Read-only databases

I've been reading up on Active Directory read-only domain controllers (RODC), new in Server 2008. When I first glanced at them, they looked an awful lot like NDS read-only replicas which have been around since the advent of NetWare 4.0 too many years ago. Novell put r/o replicas into NDS in large part for complete X.500 compliance. However, their real use case was never made clear. The only case I could ever come up with is a kind of disaster-recovery site, where that R/O replica could be promoted to a R/W replica in an emergency. So why was Microsoft finally putting the last X.500 piece in now?

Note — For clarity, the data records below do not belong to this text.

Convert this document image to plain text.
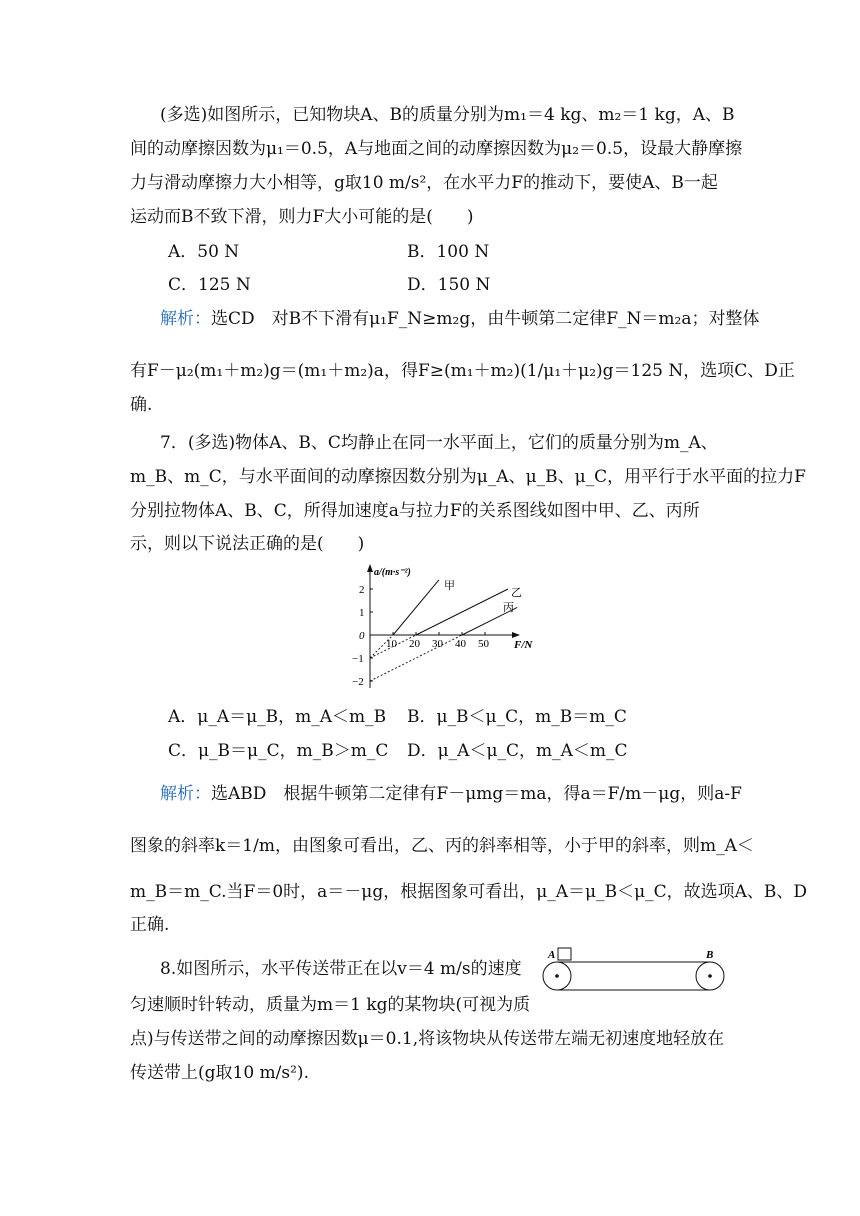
(多选)如图所示，已知物块A、B的质量分别为m₁＝4 kg、m₂＝1 kg，A、B
间的动摩擦因数为μ₁＝0.5，A与地面之间的动摩擦因数为μ₂＝0.5，设最大静摩擦
力与滑动摩擦力大小相等，g取10 m/s²，在水平力F的推动下，要使A、B一起
运动而B不致下滑，则力F大小可能的是(　　)
A．50 N	B．100 N
C．125 N	D．150 N
解析：选CD　对B不下滑有μ₁F_N≥m₂g，由牛顿第二定律F_N＝m₂a；对整体
有F－μ₂(m₁＋m₂)g＝(m₁＋m₂)a，得F≥(m₁＋m₂)(1/μ₁＋μ₂)g＝125 N，选项C、D正
确.
7．(多选)物体A、B、C均静止在同一水平面上，它们的质量分别为m_A、
m_B、m_C，与水平面间的动摩擦因数分别为μ_A、μ_B、μ_C，用平行于水平面的拉力F
分别拉物体A、B、C，所得加速度a与拉力F的关系图线如图中甲、乙、丙所
示，则以下说法正确的是(　　)
10 20 30 40 50
2
1
0
−1
−2
a/(m·s⁻²)
F/N
甲
乙
丙
A．μ_A＝μ_B，m_A＜m_B B．μ_B＜μ_C，m_B＝m_C
C．μ_B＝μ_C，m_B＞m_C D．μ_A＜μ_C，m_A＜m_C
解析：选ABD　根据牛顿第二定律有F－μmg＝ma，得a＝F/m－μg，则a-F
图象的斜率k＝1/m，由图象可看出，乙、丙的斜率相等，小于甲的斜率，则m_A＜
m_B＝m_C.当F＝0时，a＝－μg，根据图象可看出，μ_A＝μ_B＜μ_C，故选项A、B、D
正确.
8.如图所示，水平传送带正在以v＝4 m/s的速度
匀速顺时针转动，质量为m＝1 kg的某物块(可视为质
点)与传送带之间的动摩擦因数μ＝0.1,将该物块从传送带左端无初速度地轻放在
传送带上(g取10 m/s²).
A	B
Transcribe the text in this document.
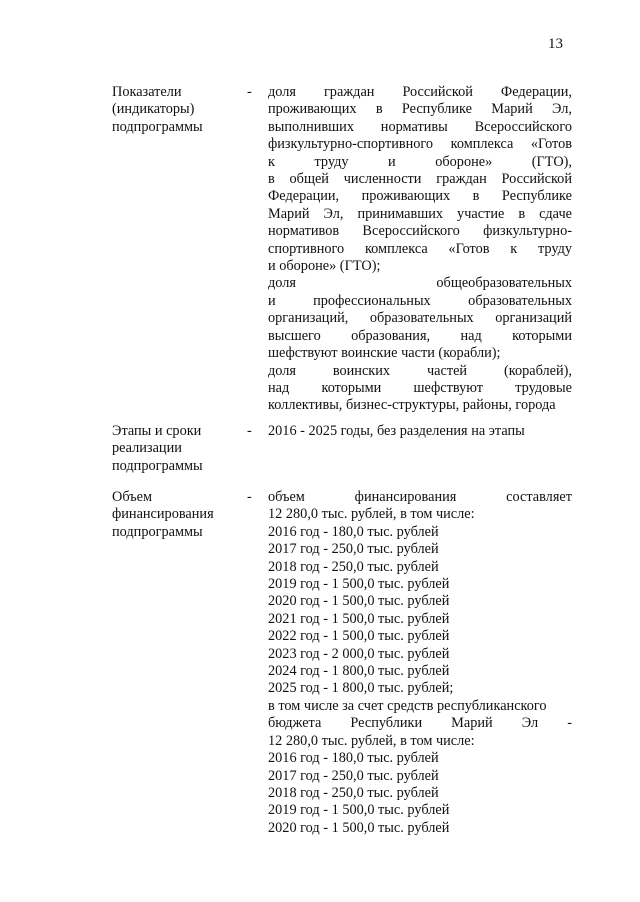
13
Показатели
(индикаторы)
подпрограммы
- доля граждан Российской Федерации,
проживающих в Республике Марий Эл,
выполнивших нормативы Всероссийского
физкультурно-спортивного комплекса «Готов
к труду и обороне» (ГТО),
в общей численности граждан Российской
Федерации, проживающих в Республике
Марий Эл, принимавших участие в сдаче
нормативов Всероссийского физкультурно-
спортивного комплекса «Готов к труду
и обороне» (ГТО);
доля общеобразовательных
и профессиональных образовательных
организаций, образовательных организаций
высшего образования, над которыми
шефствуют воинские части (корабли);
доля воинских частей (кораблей),
над которыми шефствуют трудовые
коллективы, бизнес-структуры, районы, города
Этапы и сроки
реализации
подпрограммы
- 2016 - 2025 годы, без разделения на этапы
Объем
финансирования
подпрограммы
- объем финансирования составляет
12 280,0 тыс. рублей, в том числе:
2016 год - 180,0 тыс. рублей
2017 год - 250,0 тыс. рублей
2018 год - 250,0 тыс. рублей
2019 год - 1 500,0 тыс. рублей
2020 год - 1 500,0 тыс. рублей
2021 год - 1 500,0 тыс. рублей
2022 год - 1 500,0 тыс. рублей
2023 год - 2 000,0 тыс. рублей
2024 год - 1 800,0 тыс. рублей
2025 год - 1 800,0 тыс. рублей;
в том числе за счет средств республиканского
бюджета Республики Марий Эл -
12 280,0 тыс. рублей, в том числе:
2016 год - 180,0 тыс. рублей
2017 год - 250,0 тыс. рублей
2018 год - 250,0 тыс. рублей
2019 год - 1 500,0 тыс. рублей
2020 год - 1 500,0 тыс. рублей
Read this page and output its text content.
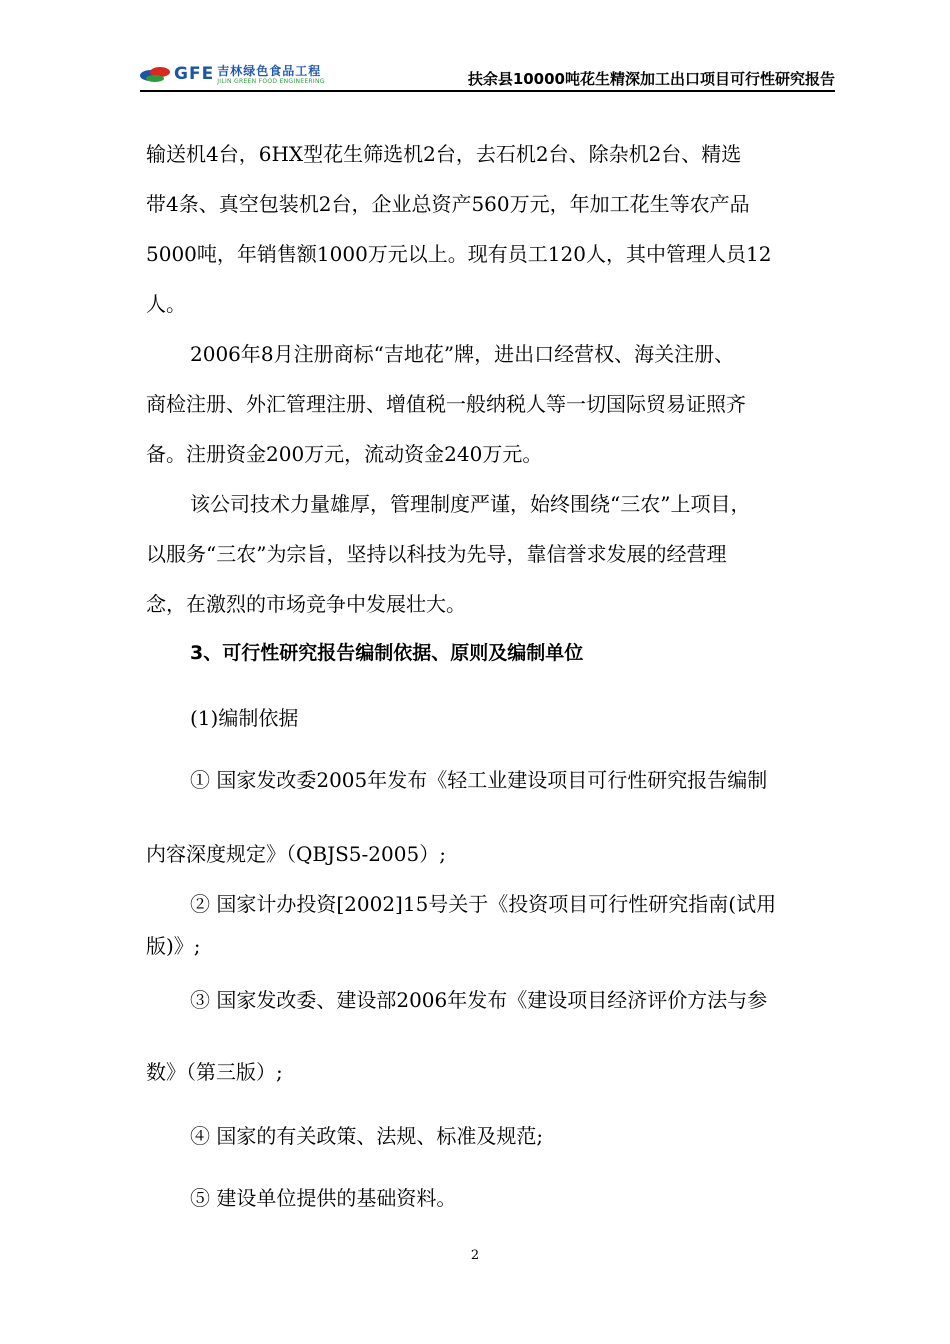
GFE 吉林绿色食品工程
JILIN GREEN FOOD ENGINEERING	扶余县10000吨花生精深加工出口项目可行性研究报告
输送机4台，6HX型花生筛选机2台，去石机2台、除杂机2台、精选
带4条、真空包装机2台，企业总资产560万元，年加工花生等农产品
5000吨，年销售额1000万元以上。现有员工120人，其中管理人员12
人。
2006年8月注册商标“吉地花”牌，进出口经营权、海关注册、
商检注册、外汇管理注册、增值税一般纳税人等一切国际贸易证照齐
备。注册资金200万元，流动资金240万元。
该公司技术力量雄厚，管理制度严谨，始终围绕“三农”上项目，
以服务“三农”为宗旨，坚持以科技为先导，靠信誉求发展的经营理
念，在激烈的市场竞争中发展壮大。
3、可行性研究报告编制依据、原则及编制单位
(1)编制依据
① 国家发改委2005年发布《轻工业建设项目可行性研究报告编制
内容深度规定》（QBJS5-2005）;
② 国家计办投资[2002]15号关于《投资项目可行性研究指南(试用
版)》;
③ 国家发改委、建设部2006年发布《建设项目经济评价方法与参
数》（第三版）;
④ 国家的有关政策、法规、标准及规范;
⑤ 建设单位提供的基础资料。
2
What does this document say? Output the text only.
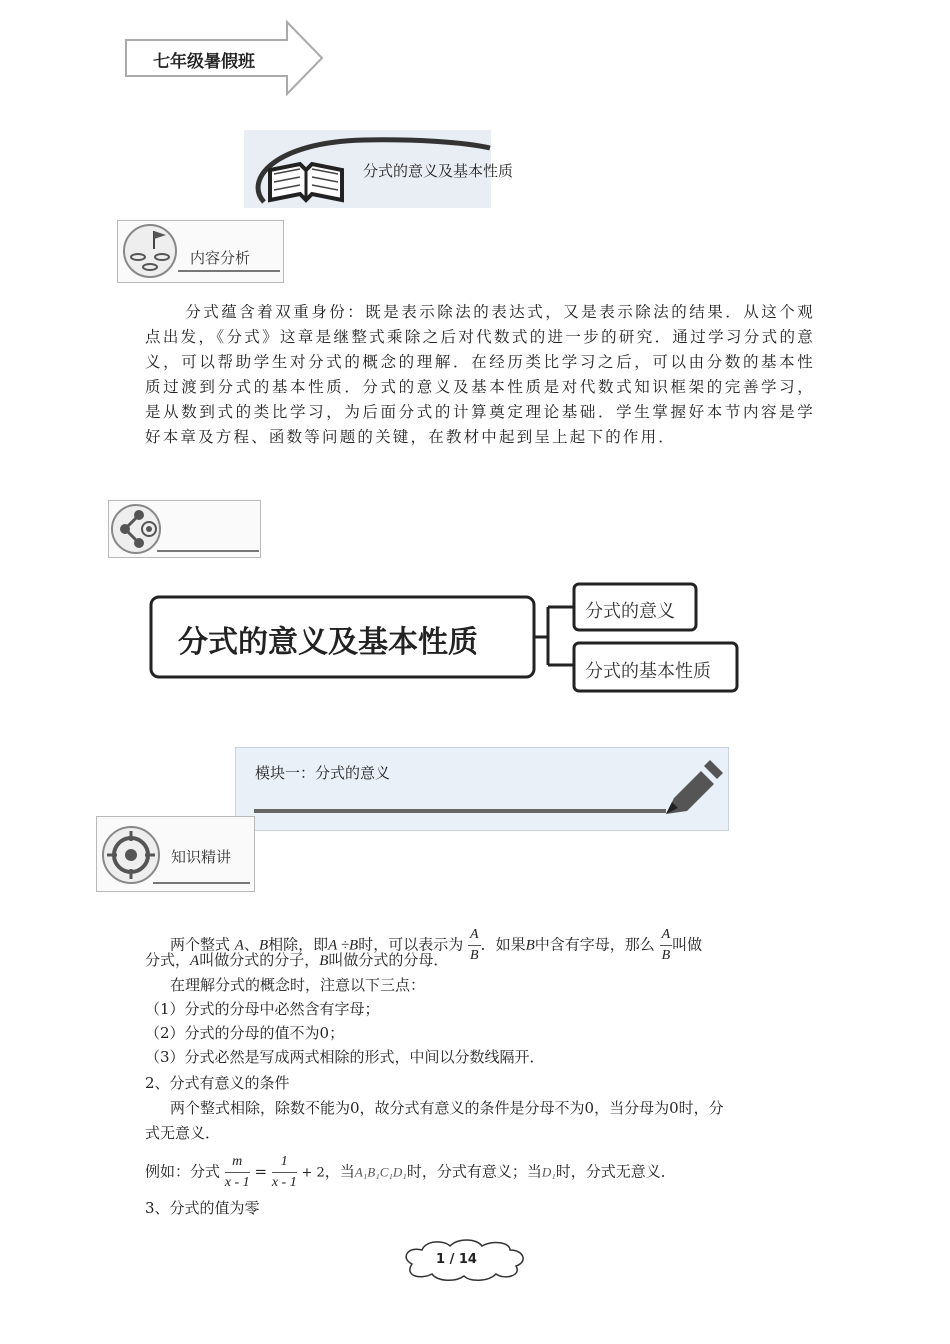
七年级暑假班
分式的意义及基本性质
内容分析
分式蕴含着双重身份：既是表示除法的表达式，又是表示除法的结果．从这个观点出发，《分式》这章是继整式乘除之后对代数式的进一步的研究．通过学习分式的意义，可以帮助学生对分式的概念的理解．在经历类比学习之后，可以由分数的基本性质过渡到分式的基本性质．分式的意义及基本性质是对代数式知识框架的完善学习，是从数到式的类比学习，为后面分式的计算奠定理论基础．学生掌握好本节内容是学好本章及方程、函数等问题的关键，在教材中起到呈上起下的作用．
分式的意义及基本性质
分式的意义
分式的基本性质
模块一：分式的意义
知识精讲
两个整式 A、B相除，即A ÷B时，可以表示为 $\frac{A}{B}$ ．如果B中含有字母，那么 $\frac{A}{B}$ 叫做
分式，A叫做分式的分子，B叫做分式的分母．
在理解分式的概念时，注意以下三点：
（1）分式的分母中必然含有字母；
（2）分式的分母的值不为0；
（3）分式必然是写成两式相除的形式，中间以分数线隔开．
2、分式有意义的条件
两个整式相除，除数不能为0，故分式有意义的条件是分母不为0，当分母为0时，分
式无意义．
例如：分式 $\frac{m}{x - 1} = \frac{1}{x - 1} + 2$，当A₁B₁C₁D₁时，分式有意义；当D₁时，分式无意义．
3、分式的值为零
1 / 14
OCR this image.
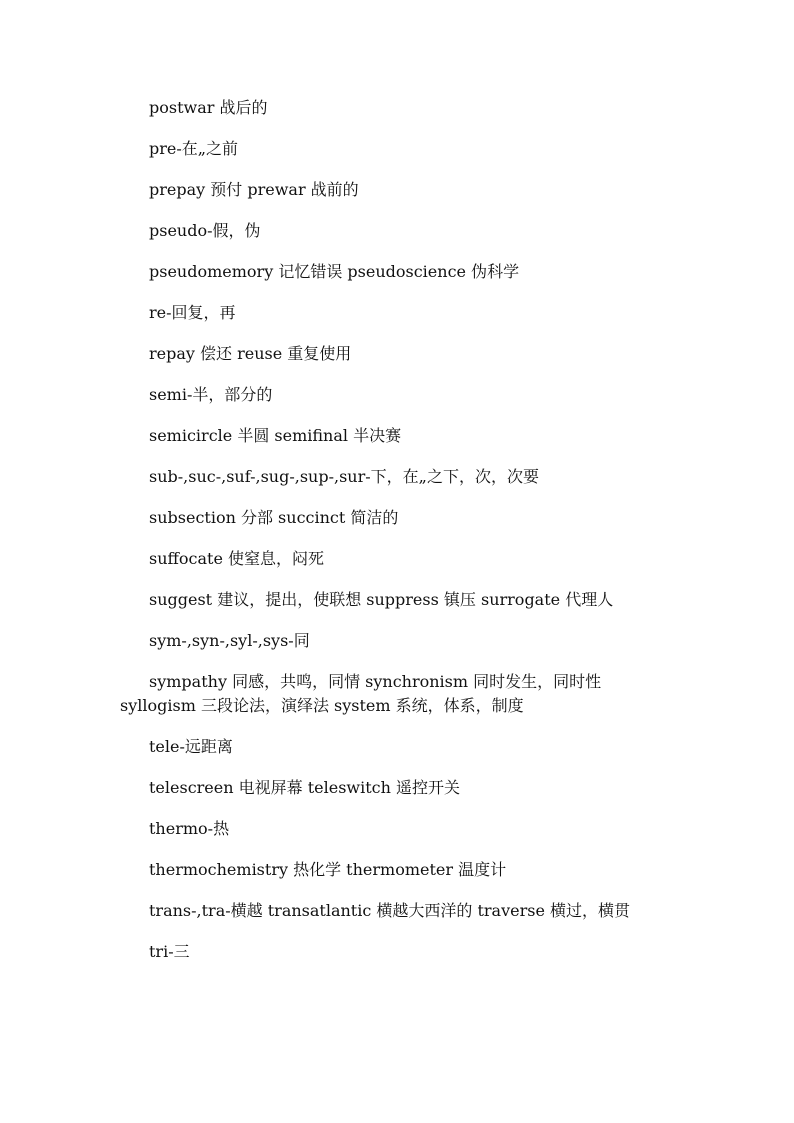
postwar 战后的

pre-在„之前

prepay 预付 prewar 战前的

pseudo-假，伪

pseudomemory 记忆错误 pseudoscience 伪科学

re-回复，再

repay 偿还 reuse 重复使用

semi-半，部分的

semicircle 半圆 semifinal 半决赛

sub-,suc-,suf-,sug-,sup-,sur-下，在„之下，次，次要

subsection 分部 succinct 简洁的

suffocate 使窒息，闷死

suggest 建议，提出，使联想 suppress 镇压 surrogate 代理人

sym-,syn-,syl-,sys-同

sympathy 同感，共鸣，同情 synchronism 同时发生，同时性 syllogism 三段论法，演绎法 system 系统，体系，制度

tele-远距离

telescreen 电视屏幕 teleswitch 遥控开关

thermo-热

thermochemistry 热化学 thermometer 温度计

trans-,tra-横越 transatlantic 横越大西洋的 traverse 横过，横贯

tri-三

Turns out, it wasn't X.500, it was to solve a somewhat intractable problem with Active Directory domains; the satellite office problem. The Small Business Development Center is a part of the College of Business Education, and actually offices in downtown Bellingham. Before they got a reliable WAN connection to campus, they needed to be able to work when their internet connection was down. What we did was put all of those users into a single OU, made that OU a partition in eDirectory, and gave their NetWare server a copy of that replica. That way, only those security principles were ever at threat, and they could still log in and use resources local to them when their WAN link was down.

The same problem with AD is much trickier to solve, since you can't partition the AD database that way. You really had three options:

  1. Tell the users to live with the outage.
  2. Put a Domain Controller down there.
  3. Declare the site a new Domain in the forest and put Domain Controllers down there.
Putting a DC down there meant that the site would have a full copy of your entire authentication database, which can represent a major security vulnerability if the site lacks any way to truly secure the DC's physical existence. AD Sites allow for more efficient use of WAN resources, but that doesn't change the fact that a full and complete copy of the domain was hosted there.

A Read-Only Domain Controller is NOT a full copy of the domain; it does not contain any passwords by default. Unlike a R/O NDS replica, users can actually authenticate against it; the server proxies the authentication against a normal DC if it can find one. You can set a password-caching policy to tell it which passwords to keep local copies of, so branch-local users can still log in when the WAN is down. That's... not useless You're still having to keep the entire AD database down there complete with GPO SYSVOL goodness and all those groups, but at least if thieves run off with the RODC they'll only fully compromise local users.

It still isn't as robust as how eDirectory handles it, but at least it's a lot better than it used to be. Especially if politics prevent you from being able to declare a new domain.